The body was taken to the office of the chief medical examiner, where an autopsy was performed on Wednesday. The initial examination revealed no trauma on his body but the cause of death remains unknown pending further toxicology study, police said.


The body is believed to be Hoffenberg, though formal identification has not yet taken place.


‘A subsequent dental record comparison is underway to make a positive identification and subsequent notifications to appropriate next of kin’, police said in Thursday’s statement, which provided no further details.


It’s unclear when Hoffenberg died, but Derby Police Lt. Justin Stanko said it had been ‘approximately one week’ since someone had spoken to him. Hoffenberg had recently tested positive for COVID-19 and his frequent use of Twitter came to an abrupt end on July 26.


Epstein accuser Maria Farmer, who was friends with Hoffenberg, said she had been trying to reach him for well over a week when she called police, but an initial request for a welfare check on Saturday was unsuccessful because the address she provided was out of date. The body was found after a second request on Tuesday night.


Hoffenberg, who was born on January 12, 1945, was the founder of New York debt collection agency Towers Financial Corporation, which in 1993 was revealed to be one of the biggest Ponzi schemes in U.S. history, bilking investors out of nearly half a billion dollars.


Hoffenberg met Jeffrey Epstein in the late 1980s and hired him to help at Towers Financial Corporation. ‘He was my best friend for years. My closest friend for years … He was my guy, my wingman’, Hoffenberg told CBS News in an interview in 2019.


Epstein, who was charged with sex trafficking of minors in July 2019, was found hanged in his cell in New York a few weeks later. Epstein’s death was officially ruled a suicide, though the incident has been the subject of numerous conspiracy theories”. -BNO News



He was decomposed when they found him. He had previously claimed back in 2019 that the Epstein and Maxwell sex trafficking operation was funded with stolen money from the Ponzi scheme.


“From his prison cell at Fort Dix, convicted fraudster Steven Hoffenberg began a campaign to expose his former assistant, Presidential friend and accused sex trafficker Jeffrey Epstein, of keeping stolen millions. Epstein's lawyers deny it all.


In a string of lawsuits filed by Hoffenberg, and most recently by a pair of Towers investors citing Hoffenberg’s claims, Epstein is described as the ‘unindicted co-conspirator’ that federal criminal prosecutors referenced but never filed charges against in the Towers case. That was how 200,000 Americans lost that half-billion buying Towers’ uninsured high-interest-rate securities, most of which was never recovered.


Epstein’s lawyers say that Hoffenberg’s claims are untrue, that the alleged fraud occurred too long ago for a civil lawsuit, and that Hoffenberg has no standing to sue to get investors’ money back. Hoffenberg was sent to prison in 2002  and released in 2013 from the lock-up at Fort Dix in Burlington County for orchestrating the Towers fraud”. -Joseph N. DiStefano, Philadelphia Inquirer


He pleaded guilty in 1995 and admitted he defrauded investors of $460 million.
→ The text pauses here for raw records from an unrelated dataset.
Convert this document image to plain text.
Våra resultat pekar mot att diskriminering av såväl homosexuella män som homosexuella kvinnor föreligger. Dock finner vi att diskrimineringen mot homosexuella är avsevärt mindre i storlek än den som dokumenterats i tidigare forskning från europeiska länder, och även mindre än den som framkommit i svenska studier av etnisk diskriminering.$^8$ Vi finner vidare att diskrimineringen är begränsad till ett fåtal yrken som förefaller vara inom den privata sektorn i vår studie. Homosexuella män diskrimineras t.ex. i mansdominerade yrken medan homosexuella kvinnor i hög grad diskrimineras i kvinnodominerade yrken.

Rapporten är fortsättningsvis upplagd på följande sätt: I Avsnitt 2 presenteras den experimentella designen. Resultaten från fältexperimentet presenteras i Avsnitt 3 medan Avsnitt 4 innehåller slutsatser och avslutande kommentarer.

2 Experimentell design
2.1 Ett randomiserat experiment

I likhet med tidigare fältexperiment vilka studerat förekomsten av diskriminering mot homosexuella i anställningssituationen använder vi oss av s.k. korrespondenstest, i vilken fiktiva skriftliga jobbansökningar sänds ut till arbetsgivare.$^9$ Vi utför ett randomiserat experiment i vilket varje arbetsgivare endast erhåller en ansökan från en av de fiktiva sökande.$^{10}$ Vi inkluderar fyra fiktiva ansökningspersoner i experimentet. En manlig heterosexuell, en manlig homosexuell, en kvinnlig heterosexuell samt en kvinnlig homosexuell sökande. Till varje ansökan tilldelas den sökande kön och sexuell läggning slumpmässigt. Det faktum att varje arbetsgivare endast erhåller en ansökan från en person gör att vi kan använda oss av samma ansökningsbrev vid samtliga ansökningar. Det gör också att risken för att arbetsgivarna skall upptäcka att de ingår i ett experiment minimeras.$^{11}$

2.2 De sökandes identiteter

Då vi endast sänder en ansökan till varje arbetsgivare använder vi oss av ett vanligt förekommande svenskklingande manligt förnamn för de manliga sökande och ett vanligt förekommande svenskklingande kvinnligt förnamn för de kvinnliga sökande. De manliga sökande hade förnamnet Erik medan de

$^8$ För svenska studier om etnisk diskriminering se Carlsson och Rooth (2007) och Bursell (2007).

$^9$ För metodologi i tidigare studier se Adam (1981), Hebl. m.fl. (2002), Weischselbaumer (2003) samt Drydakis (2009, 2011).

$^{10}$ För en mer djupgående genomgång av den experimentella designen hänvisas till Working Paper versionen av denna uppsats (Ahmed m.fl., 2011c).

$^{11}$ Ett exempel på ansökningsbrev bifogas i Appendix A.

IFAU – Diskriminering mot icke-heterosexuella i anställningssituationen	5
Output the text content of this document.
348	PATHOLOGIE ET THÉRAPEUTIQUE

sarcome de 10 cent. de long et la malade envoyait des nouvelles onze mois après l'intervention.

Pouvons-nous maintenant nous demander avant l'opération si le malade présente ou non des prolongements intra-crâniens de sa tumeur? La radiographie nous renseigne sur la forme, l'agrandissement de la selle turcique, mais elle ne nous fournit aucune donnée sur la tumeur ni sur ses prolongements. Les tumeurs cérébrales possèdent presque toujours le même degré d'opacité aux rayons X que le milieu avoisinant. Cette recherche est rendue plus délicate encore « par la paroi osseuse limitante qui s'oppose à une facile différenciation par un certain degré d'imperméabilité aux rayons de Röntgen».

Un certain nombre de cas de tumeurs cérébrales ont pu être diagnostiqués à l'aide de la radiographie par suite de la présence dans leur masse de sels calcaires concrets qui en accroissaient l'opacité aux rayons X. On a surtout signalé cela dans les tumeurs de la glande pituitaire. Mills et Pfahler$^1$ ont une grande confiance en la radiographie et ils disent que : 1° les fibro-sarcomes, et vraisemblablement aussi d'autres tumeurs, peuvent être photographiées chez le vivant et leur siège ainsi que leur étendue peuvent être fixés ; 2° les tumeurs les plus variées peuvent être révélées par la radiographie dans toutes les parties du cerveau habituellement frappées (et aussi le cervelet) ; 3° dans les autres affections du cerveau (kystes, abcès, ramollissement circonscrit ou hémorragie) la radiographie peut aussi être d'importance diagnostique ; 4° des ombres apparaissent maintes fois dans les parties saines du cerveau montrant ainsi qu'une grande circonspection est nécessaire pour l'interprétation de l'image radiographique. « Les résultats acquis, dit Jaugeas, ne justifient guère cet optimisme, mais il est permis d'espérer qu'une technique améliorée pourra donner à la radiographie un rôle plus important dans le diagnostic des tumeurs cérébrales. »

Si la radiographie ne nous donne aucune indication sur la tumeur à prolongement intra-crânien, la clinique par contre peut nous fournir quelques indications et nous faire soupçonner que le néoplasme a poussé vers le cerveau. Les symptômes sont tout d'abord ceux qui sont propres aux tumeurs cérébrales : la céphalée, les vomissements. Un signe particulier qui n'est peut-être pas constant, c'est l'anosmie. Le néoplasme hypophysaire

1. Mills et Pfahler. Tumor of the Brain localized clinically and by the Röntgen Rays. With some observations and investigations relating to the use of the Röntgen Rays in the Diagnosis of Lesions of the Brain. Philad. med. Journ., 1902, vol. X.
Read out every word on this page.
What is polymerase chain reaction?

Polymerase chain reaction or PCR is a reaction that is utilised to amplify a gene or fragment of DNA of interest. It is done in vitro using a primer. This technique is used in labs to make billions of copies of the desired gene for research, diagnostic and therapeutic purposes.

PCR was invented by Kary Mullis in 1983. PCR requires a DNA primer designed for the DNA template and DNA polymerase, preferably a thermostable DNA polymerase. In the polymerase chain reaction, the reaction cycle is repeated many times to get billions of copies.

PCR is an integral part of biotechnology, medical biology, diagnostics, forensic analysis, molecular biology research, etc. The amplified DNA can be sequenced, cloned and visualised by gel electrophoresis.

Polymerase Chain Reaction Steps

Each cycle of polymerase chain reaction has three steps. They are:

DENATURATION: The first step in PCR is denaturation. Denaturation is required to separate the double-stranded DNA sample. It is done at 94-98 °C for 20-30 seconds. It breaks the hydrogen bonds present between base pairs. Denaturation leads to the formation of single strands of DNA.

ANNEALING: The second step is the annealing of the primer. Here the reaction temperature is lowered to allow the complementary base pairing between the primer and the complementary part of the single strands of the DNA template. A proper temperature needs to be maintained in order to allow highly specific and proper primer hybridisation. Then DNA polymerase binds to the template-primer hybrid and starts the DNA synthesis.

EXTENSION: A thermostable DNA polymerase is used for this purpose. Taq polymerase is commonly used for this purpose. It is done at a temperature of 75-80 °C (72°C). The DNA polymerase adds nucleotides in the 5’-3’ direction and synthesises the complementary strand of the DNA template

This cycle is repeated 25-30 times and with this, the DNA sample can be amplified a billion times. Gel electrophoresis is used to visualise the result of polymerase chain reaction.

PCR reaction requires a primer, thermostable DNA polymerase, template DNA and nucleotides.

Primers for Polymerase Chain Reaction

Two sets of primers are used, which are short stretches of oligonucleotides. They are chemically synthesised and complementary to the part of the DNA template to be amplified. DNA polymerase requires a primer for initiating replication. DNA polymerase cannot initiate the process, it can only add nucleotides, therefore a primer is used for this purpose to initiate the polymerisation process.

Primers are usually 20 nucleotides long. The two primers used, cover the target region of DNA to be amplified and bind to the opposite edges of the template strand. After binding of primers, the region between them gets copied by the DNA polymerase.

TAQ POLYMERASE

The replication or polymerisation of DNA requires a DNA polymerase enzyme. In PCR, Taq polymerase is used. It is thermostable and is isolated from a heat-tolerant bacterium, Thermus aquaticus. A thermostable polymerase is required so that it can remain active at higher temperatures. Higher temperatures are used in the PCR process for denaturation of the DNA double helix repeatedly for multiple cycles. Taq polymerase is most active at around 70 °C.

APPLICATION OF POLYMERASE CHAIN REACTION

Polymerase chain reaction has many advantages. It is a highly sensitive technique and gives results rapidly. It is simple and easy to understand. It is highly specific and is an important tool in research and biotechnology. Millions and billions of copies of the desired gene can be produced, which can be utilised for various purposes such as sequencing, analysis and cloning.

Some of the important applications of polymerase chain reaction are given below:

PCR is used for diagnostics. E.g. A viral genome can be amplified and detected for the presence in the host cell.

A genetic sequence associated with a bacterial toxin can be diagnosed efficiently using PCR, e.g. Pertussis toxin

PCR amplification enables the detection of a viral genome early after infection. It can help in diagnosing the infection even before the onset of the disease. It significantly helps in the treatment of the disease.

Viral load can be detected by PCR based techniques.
Apparently, Maria Farmer, the first woman to accuse Epstein of misconduct to police, called the police asking them to check on Hoffenberg. She revealed that she and Hoffenberg had become close friends in his final years.


Although Epstein, who died in August 2019 in jail, was never charged with the financial crime, Hoffenberg told The Washington Post that it was Epstein who masterminded the scheme that he spent years in prison for.


Hoffenberg told Farmer that he felt shame for trusting Epstein and taking him under his wing in the late eighties, after the financier left Bear Stearns.


Hoffenberg divulged that Epstein had a term for the perfect execution of the grift. He called it “playing the box”, which meant that he ensured that even if his crime was uncovered, the victim would be unable to do anything about it, either because of social embarrassment or because the money was tucked away in a place where they couldn’t either find it or get it.


What Hoffenberg didn’t know at the time was that Epstein would go on to con him too.